This past 2 years has been odd on many levels, for many people. My family, like many others, have had quite the rollercoaster. There’s been a growing business, university graduation, A Level results, key workers and relearning how to live together. There has also been bereavement, distance from many family members, and the challenges of studying and leaving university while being locked-down.
These challenges are well known to many school and university graduates, and especially those who have graduated over the past two years. Students and graduates, across many fields, have been required to finish huge academic milestones during a tumultuous and unnerving few years. And yet, so many of us still hear the question “so, what’s next?” on a regular basis.

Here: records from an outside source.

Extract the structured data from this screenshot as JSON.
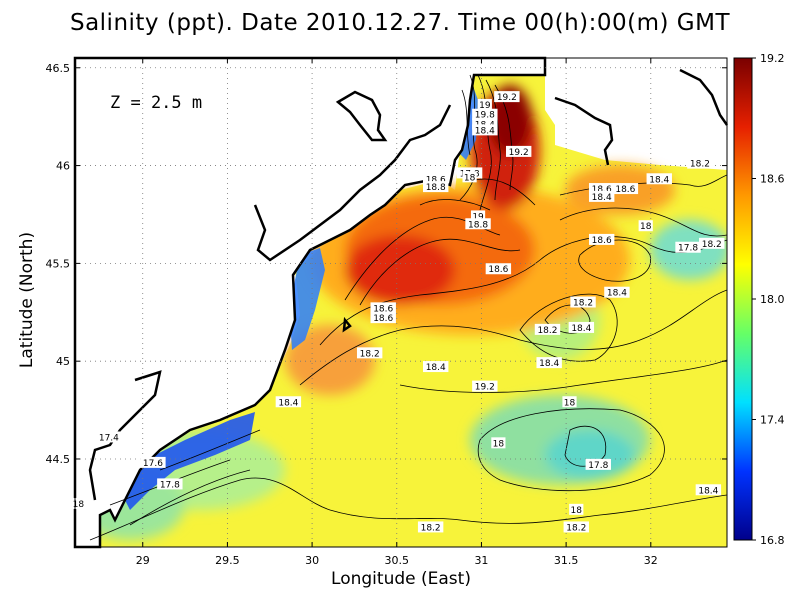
{
  "title": "Salinity (ppt). Date 2010.12.27. Time 00(h):00(m) GMT",
  "annotation": "Z = 2.5 m",
  "chart_data": {
    "type": "heatmap",
    "title": "Salinity (ppt). Date 2010.12.27. Time 00(h):00(m) GMT",
    "xlabel": "Longitude (East)",
    "ylabel": "Latitude (North)",
    "xlim": [
      28.6,
      32.45
    ],
    "ylim": [
      44.05,
      46.55
    ],
    "xticks": [
      "29",
      "29.5",
      "30",
      "30.5",
      "31",
      "31.5",
      "32"
    ],
    "yticks": [
      "44.5",
      "45",
      "45.5",
      "46",
      "46.5"
    ],
    "grid": true,
    "colorbar": {
      "ticks": [
        "16.8",
        "17.4",
        "18.0",
        "18.6",
        "19.2"
      ],
      "range": [
        16.8,
        19.2
      ],
      "colors": [
        "#00008b",
        "#0033ff",
        "#00e0ff",
        "#66ff66",
        "#ffff00",
        "#ff9900",
        "#e62000",
        "#7a0000"
      ]
    },
    "high_salinity_core": {
      "lon": 31.15,
      "lat": 46.2,
      "value": 19.2
    },
    "contour_labels": [
      {
        "text": "19.2",
        "lon": 31.15,
        "lat": 46.35
      },
      {
        "text": "19",
        "lon": 31.02,
        "lat": 46.31
      },
      {
        "text": "19.8",
        "lon": 31.02,
        "lat": 46.26
      },
      {
        "text": "18.4",
        "lon": 31.02,
        "lat": 46.21
      },
      {
        "text": "18.4",
        "lon": 31.02,
        "lat": 46.18
      },
      {
        "text": "19.2",
        "lon": 31.22,
        "lat": 46.07
      },
      {
        "text": "17.8",
        "lon": 30.93,
        "lat": 45.96
      },
      {
        "text": "18",
        "lon": 30.93,
        "lat": 45.94
      },
      {
        "text": "18.6",
        "lon": 30.73,
        "lat": 45.93
      },
      {
        "text": "18.8",
        "lon": 30.73,
        "lat": 45.89
      },
      {
        "text": "19",
        "lon": 30.98,
        "lat": 45.74
      },
      {
        "text": "18.8",
        "lon": 30.98,
        "lat": 45.7
      },
      {
        "text": "18.2",
        "lon": 32.29,
        "lat": 46.01
      },
      {
        "text": "18.4",
        "lon": 32.05,
        "lat": 45.93
      },
      {
        "text": "18.6",
        "lon": 31.71,
        "lat": 45.88
      },
      {
        "text": "18.6",
        "lon": 31.85,
        "lat": 45.88
      },
      {
        "text": "18.4",
        "lon": 31.71,
        "lat": 45.84
      },
      {
        "text": "18",
        "lon": 31.97,
        "lat": 45.69
      },
      {
        "text": "18.6",
        "lon": 31.71,
        "lat": 45.62
      },
      {
        "text": "17.8",
        "lon": 32.22,
        "lat": 45.58
      },
      {
        "text": "18.2",
        "lon": 32.36,
        "lat": 45.6
      },
      {
        "text": "18.6",
        "lon": 31.1,
        "lat": 45.47
      },
      {
        "text": "18.4",
        "lon": 31.8,
        "lat": 45.35
      },
      {
        "text": "18.2",
        "lon": 31.6,
        "lat": 45.3
      },
      {
        "text": "18.6",
        "lon": 30.42,
        "lat": 45.27
      },
      {
        "text": "18.6",
        "lon": 30.42,
        "lat": 45.22
      },
      {
        "text": "18.2",
        "lon": 31.39,
        "lat": 45.16
      },
      {
        "text": "18.4",
        "lon": 31.59,
        "lat": 45.17
      },
      {
        "text": "18.2",
        "lon": 30.34,
        "lat": 45.04
      },
      {
        "text": "18.4",
        "lon": 30.73,
        "lat": 44.97
      },
      {
        "text": "18.4",
        "lon": 31.4,
        "lat": 44.99
      },
      {
        "text": "19.2",
        "lon": 31.02,
        "lat": 44.87
      },
      {
        "text": "18.4",
        "lon": 29.86,
        "lat": 44.79
      },
      {
        "text": "18",
        "lon": 31.52,
        "lat": 44.79
      },
      {
        "text": "17.4",
        "lon": 28.8,
        "lat": 44.61
      },
      {
        "text": "18",
        "lon": 31.1,
        "lat": 44.58
      },
      {
        "text": "17.6",
        "lon": 29.06,
        "lat": 44.48
      },
      {
        "text": "17.8",
        "lon": 31.69,
        "lat": 44.47
      },
      {
        "text": "17.8",
        "lon": 29.16,
        "lat": 44.37
      },
      {
        "text": "18.4",
        "lon": 32.34,
        "lat": 44.34
      },
      {
        "text": "18",
        "lon": 28.62,
        "lat": 44.27
      },
      {
        "text": "18",
        "lon": 31.56,
        "lat": 44.24
      },
      {
        "text": "18.2",
        "lon": 30.7,
        "lat": 44.15
      },
      {
        "text": "18.2",
        "lon": 31.56,
        "lat": 44.15
      }
    ]
  }
}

“A good sleep”, I’m inclined to reply.
I’m writing this, in part, as a way to work through the anxieties that question poses for me. I’ve always been someone who is looking for the next certainty, next job or next passion project. And now, 6 months on from graduating with an undergraduate honours degree, it’s apparent just how much pressure there is to be constantly inspired, constantly vibrant and constantly achieving.
For so many graduates, a good sleep is what they need. And yet, we’re constantly encouraged to glorify a busy, tiring lifestyle.
The glorification of busy is present everywhere. Aside from the same-24-hours-in-a-day controversy rife on the internet at the moment, Kim, Wadwha and Chattopadhyay perfectly demonstrate this point in their article on busy lifestyles in advertising. They show that most popular brands, including Apple and Dunkin’ Donuts, portray and glorify busy lives. Apple’s Siri advert, for example, shows a manically busy day in Martin Scorsese’s life. We see these influential companies correlating success and busyness all the time. We are constantly infiltrated with “so, what’s next?”, in our conversations, expectations and adverts.
So, how do we even begin to navigate this re-entry into busy lifestyle, when the past 2 years have been spent in survival mode?
I have found that the answer lies in prioritising the things that bring me joy, instead of only the things that keep me busy… (Stick with me here).
For example, learning Korean has been part of my answer to the “so, what’s next?” of this year. It’s difficult, it requires concentration, and it naturally forces me to live in the present. What vocab am I learning today? What am I watching in order to hear Korean in a natural setting? When is my next Korean class? Learning a new language has, in a way, liberated me from stress, because it both provides a focus for the present and a promise for the future. More so, Korean is not a box-ticking, achievement exercise for me. I’m not learning it to impress anyone. I’m learning it because it gives me joy, and I chose to do it for myself.
Whatever I do next, I will find quiet time to choose the things I enjoy.
So, what’s next? Aside from a good sleep, I’ll steadily, quietly ask myself to enjoy the present moment. I’ll begin acknowledging where I’m glorifying tired, and not glorifying balance. I’ll forgive myself for falling short of these goals many times (as I’m sure I will!)
Most of all, I’ll keep learning Korean.